Allerdings haben Deutschlands höchste Richter(innen) damals keine ausdrückliche Entscheidung zu den Leistungskürzungen getroffen. Dennoch liegt auf der Hand, dass eine Unterschreitung des Existenzminimums um rund 50 Prozent den Anforderungen des Bundesverfassungsgerichts nicht gerecht werden kann.
Das Bundessozialgericht, das am 12. Mai 2017 ein Urteil zu einem Fall getroffen hat, in dem ein Mann aus Kamerun bereits seit ­vielen Jahren von einer Leistungskürzung betroffen war, sieht das zwar anders. Deutschlands höchste Sozialrichter(innen) erklärten, sie hätten keine „durchgreifenden verfassungsrechtlichen Bedenken“ gegen eine Kürzung. Das Argument: Der Betroffene habe es ja jederzeit in der Hand, durch eine Verhaltensänderung wieder in den vollen Leistungsbezug zu gelangen. Und die Kürzungen seien nicht statisch vorgeschrieben, sondern das Sozialamt müsse in jedem Fall prüfen, ob auch zusätzliche Leistungen erbracht werden müssten. Beide Argumente des BSG sind nach einer mittlerweile geänderten Rechtslage jedoch nicht mehr einschlägig.1 Es ist daher höchst zweifelhaft, ob das Bundesverfassungsgericht diese migrationspolitische Relativierung der Menschenwürde ebenso durchwinken würde. Der Fall ist in Karlsruhe anhängig.

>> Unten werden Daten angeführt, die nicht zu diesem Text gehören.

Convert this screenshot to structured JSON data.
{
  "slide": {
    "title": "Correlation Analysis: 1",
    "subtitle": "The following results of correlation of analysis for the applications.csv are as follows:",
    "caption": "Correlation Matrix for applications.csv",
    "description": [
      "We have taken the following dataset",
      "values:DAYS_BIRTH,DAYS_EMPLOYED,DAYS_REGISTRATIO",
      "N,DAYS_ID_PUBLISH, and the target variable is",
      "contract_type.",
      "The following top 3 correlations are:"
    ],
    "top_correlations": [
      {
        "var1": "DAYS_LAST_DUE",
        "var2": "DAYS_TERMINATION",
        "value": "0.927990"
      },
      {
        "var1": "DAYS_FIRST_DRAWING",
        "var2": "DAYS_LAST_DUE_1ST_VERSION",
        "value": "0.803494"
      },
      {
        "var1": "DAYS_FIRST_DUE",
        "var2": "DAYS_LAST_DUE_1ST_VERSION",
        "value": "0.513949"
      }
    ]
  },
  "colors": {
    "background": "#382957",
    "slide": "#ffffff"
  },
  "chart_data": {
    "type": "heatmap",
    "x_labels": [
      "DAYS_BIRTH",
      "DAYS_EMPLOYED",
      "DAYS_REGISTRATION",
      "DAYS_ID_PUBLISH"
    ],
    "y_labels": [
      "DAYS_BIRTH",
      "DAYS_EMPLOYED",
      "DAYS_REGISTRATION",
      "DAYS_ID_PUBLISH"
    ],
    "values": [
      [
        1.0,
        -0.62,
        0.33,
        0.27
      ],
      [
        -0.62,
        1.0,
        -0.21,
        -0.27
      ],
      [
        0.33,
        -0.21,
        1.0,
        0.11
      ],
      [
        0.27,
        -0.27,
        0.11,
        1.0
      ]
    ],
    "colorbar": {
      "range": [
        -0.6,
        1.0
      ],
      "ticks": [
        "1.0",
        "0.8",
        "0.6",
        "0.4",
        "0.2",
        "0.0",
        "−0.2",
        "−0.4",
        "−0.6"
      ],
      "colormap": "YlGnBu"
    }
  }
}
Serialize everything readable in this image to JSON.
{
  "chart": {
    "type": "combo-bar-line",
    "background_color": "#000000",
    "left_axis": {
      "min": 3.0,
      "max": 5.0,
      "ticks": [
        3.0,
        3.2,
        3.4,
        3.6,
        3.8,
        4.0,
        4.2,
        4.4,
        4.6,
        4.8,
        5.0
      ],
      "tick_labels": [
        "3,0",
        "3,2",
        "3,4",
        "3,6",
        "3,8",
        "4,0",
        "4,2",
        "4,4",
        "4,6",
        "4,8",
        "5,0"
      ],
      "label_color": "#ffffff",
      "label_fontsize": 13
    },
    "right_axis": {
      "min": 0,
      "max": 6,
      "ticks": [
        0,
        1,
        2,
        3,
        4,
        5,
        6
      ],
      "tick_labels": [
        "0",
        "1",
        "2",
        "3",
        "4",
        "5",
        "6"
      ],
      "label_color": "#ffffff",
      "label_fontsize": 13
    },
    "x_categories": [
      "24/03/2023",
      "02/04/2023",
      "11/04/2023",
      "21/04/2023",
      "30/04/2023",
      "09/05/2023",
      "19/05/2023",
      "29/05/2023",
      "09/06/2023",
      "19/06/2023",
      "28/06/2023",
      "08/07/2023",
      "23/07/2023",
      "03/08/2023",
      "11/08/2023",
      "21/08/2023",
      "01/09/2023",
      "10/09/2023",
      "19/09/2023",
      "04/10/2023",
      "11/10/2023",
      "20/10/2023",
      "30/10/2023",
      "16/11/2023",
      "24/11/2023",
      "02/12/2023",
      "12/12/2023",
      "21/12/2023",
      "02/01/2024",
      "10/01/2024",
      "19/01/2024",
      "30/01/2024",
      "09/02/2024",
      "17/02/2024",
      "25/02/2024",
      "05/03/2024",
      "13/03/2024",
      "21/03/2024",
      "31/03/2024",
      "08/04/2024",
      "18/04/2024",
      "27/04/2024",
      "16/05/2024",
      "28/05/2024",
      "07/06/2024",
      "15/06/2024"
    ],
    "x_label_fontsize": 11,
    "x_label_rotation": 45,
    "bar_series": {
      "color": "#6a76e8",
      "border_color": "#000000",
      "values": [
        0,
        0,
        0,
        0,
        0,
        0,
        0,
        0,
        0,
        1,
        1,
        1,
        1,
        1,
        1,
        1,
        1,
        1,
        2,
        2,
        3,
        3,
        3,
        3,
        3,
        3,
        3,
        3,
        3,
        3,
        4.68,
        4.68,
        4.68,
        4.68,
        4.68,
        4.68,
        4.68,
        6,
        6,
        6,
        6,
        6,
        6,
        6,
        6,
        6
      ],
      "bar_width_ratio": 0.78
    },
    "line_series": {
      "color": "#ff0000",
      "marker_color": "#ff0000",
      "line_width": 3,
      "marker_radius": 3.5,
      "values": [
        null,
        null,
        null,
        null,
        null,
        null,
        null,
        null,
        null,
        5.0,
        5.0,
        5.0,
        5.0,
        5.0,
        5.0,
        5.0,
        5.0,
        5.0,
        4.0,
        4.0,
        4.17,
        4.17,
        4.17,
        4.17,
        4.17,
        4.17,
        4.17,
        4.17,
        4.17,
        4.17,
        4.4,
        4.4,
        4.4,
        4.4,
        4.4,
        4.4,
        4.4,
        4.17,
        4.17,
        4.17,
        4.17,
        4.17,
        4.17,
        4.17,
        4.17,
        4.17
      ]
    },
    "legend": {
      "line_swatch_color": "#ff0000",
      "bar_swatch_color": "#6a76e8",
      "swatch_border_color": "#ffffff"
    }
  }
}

Inakzeptabel: Sanktionen bei besonders Schutzbedürftigen
Die Leistungskürzungen sind zumindest für Asylsuchende mit besonderen Bedürfnissen – das sind zum Beispiel Minderjährige, Alleinerziehende, Schwangere, Menschen mit Behinderung, Menschen mit schweren körperlichen oder psychischen Erkrankungen – nicht mit den Vorgaben der EU-Aufnahmerichtlinie zu vereinbaren.
Auch mit der UN-Kinderrechts-Konven­tion (zum Beispiel Art. 3; Vorrang des Kindeswohls), dem UN-Sozialpakt (Art. 12: Recht auf „Höchstmaß“ an Gesundheit; Art. 15: Menschenrecht auf Teilhabe am kulturellen Leben) und der UN-Behindertenrechts-Konvention sind die Leistungskürzungen in vielen Fällen unvereinbar. Das Bundessozialgericht hat zudem festgestellt, dass eine Leistungskürzung für Kinder per se unzulässig ist, da sie für ein vermeintliches Fehlverhalten der Eltern nicht in Sippenhaftung genommen werden dürfen.
Kürzungen nicht hinnehmen
An den Kürzungen im AsylBLG kristallisieren sich mehrere grundlegende Fragen: Ist die Gewährleistung sozialer Menschenrechte von einem individuellen „Wohlverhalten“ abhängig? Darf die Sicherstellung eines menschenwürdigen Existenzminimums staatlicherseits davon abhängig gemacht werden, dass die jeweiligen Grundrechtsträger(innen) sich so verhalten, wie dies der Staat will (etwa durch eine Ausreise)? Dürfen Ausländer(innen) durch die Verweigerung des Existenzminimums gleichsam durch „Aushungern“ zur Ausreise bewegt werden? Ist die Menschenwürde doch migrationspolitisch zu relativieren?
Hier geht es ans Eingemachte. Diese Fragen werden gegenwärtig nicht nur im Dunstkreis des Asylbewerber-Leistungsgesetzes diskutiert, sondern auch in anderen Bereichen der Existenzsicherung.
Für Flüchtlingsberater(innen), Rechts­anwält(inn)e(n) und andere Akteur(inn)e(n) der sozialen Arbeit heißt das: Es ist einiges in Bewegung. Daher sollten Leistungskürzungen nie akzeptiert, sondern durch Widerspruch, Klage und Eilantrag vor die Sozial­gerichte getragen und vor allem politisch angegangen werden. Denn es geht dabei nicht nur um die Sicherung eines menschenwürdigen Existenzminimums für die betroffenen Menschen. Es geht um nicht weniger als um das Selbstverständnis Deutschlands als sozialer Rechtsstaat.
Anmerkung
1. Der Gesetzgeber hat Ende 2015 in § 1a AsylBLG gleichsam ein Verbot der Erbringung zusätzlicher Leistungen beschlossen. Zudem sind in mehreren Schritten zahlreiche Gruppen in die Leistungskürzung einbezogen worden, deren bloße Anwesenheit im Bundesgebiet einer Sanktion unterliegt, die auch durch eine „Verhaltensänderung“ nicht beeinflusst werden kann.